Senaryosunu, Alan Horsnail'in kaleme aldığı ve yönetmen koltuğunda da...
İlk uzun metrajlı (debut) sinema filmini çekmekte olan Randall Emmett'ın oturmakta olduğu "Midnight in the Switchgrass"; belki "gizem" değilse de, "heyecan" dozu hiç eksilmeden süren...
Gerilim yüklü bir suç draması olarak geliyor karşımıza...
***
Gelin isterseniz, Megan Fox ve Bruce Willis gibi neredeyse birer marka halini almış Hollywood oyuncuların yerine; başta Dire Straits'in "Brothers in Arms"ı (1985) olmak üzere...
Kulakların pasını silen müzikleriyle de...
Lukas Haas ve Emile Hirsch'ün öne çıkan performanslarına eşlik edildiği, düşük bütçeli bu bağımsız (indie) Amerikan filmine biraz daha yakından bakalım...
***
- Pensacola, Florida 2004 -
Film...
"Bu sabah, geçen hafta ortadan kaybolan on altı yaşındaki Pensacolalı Lucy Baylor'un ailesi tarafından; 5.000 dolarlık bir ödülün konulduğu açıklandı...
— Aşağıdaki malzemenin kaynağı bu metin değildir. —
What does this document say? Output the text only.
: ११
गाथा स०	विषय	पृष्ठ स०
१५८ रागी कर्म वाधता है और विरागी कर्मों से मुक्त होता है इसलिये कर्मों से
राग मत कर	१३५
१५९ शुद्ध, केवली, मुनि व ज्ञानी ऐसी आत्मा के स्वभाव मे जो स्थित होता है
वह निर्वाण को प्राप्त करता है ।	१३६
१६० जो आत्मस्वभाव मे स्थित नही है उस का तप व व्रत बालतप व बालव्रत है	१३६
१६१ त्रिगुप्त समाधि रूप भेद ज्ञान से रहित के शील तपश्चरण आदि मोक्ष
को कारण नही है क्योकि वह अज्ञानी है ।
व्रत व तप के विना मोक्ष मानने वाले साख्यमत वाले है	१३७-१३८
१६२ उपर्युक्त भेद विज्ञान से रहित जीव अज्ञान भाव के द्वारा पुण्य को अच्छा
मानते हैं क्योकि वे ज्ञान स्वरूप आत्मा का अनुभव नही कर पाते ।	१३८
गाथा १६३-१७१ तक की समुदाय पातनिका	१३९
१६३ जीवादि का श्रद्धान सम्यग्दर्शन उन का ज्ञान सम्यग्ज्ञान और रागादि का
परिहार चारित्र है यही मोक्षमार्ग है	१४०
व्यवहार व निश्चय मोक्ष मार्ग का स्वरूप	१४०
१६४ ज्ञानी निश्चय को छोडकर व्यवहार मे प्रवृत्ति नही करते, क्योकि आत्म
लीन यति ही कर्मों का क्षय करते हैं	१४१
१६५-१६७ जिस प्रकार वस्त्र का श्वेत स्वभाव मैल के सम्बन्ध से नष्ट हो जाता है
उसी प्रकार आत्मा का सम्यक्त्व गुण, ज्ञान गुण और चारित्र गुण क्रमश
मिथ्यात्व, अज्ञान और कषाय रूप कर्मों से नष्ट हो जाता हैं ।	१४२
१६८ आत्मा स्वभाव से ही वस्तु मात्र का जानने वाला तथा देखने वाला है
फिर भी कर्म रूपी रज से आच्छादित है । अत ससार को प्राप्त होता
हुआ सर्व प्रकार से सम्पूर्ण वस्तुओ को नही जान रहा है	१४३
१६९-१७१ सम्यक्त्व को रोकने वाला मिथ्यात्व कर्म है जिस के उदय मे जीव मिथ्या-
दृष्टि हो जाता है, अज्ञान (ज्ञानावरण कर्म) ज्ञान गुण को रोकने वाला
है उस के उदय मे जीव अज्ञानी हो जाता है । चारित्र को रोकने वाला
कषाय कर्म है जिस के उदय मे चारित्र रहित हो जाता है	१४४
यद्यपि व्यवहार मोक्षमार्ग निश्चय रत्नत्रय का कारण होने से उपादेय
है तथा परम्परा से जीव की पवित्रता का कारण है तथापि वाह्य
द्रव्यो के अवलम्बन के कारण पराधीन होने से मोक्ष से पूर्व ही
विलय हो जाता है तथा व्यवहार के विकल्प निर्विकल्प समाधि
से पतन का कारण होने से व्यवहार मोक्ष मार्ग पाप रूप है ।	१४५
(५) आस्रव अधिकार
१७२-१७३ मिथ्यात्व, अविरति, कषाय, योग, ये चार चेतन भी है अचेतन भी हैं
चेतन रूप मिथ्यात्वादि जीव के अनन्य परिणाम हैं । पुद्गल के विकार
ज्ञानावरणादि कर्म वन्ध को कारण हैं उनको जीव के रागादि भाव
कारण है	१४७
İlçe Şerif departmanı müfettişleri, Salı sabahı düzenledikleri basın toplantısında; kaybolma hakkında konuşmak istedikleri insanlar olduğunu, ancak kesin şüphelendikleri biri olmadığını söylediler..."
Şeklindeki bir radyo haberiyle başlarken...
***
Otomobilindeki, şehirler arası dolanan bir beton satıcısı (Christopher Gehrman)...
Hem haber dinleyip hem de yol almaktayken, tuvalet ihtiyacını gidermek amacıyla...
Kimseciklerin bulunmadığı, ormanlık bir bölgeden geçmekteyken...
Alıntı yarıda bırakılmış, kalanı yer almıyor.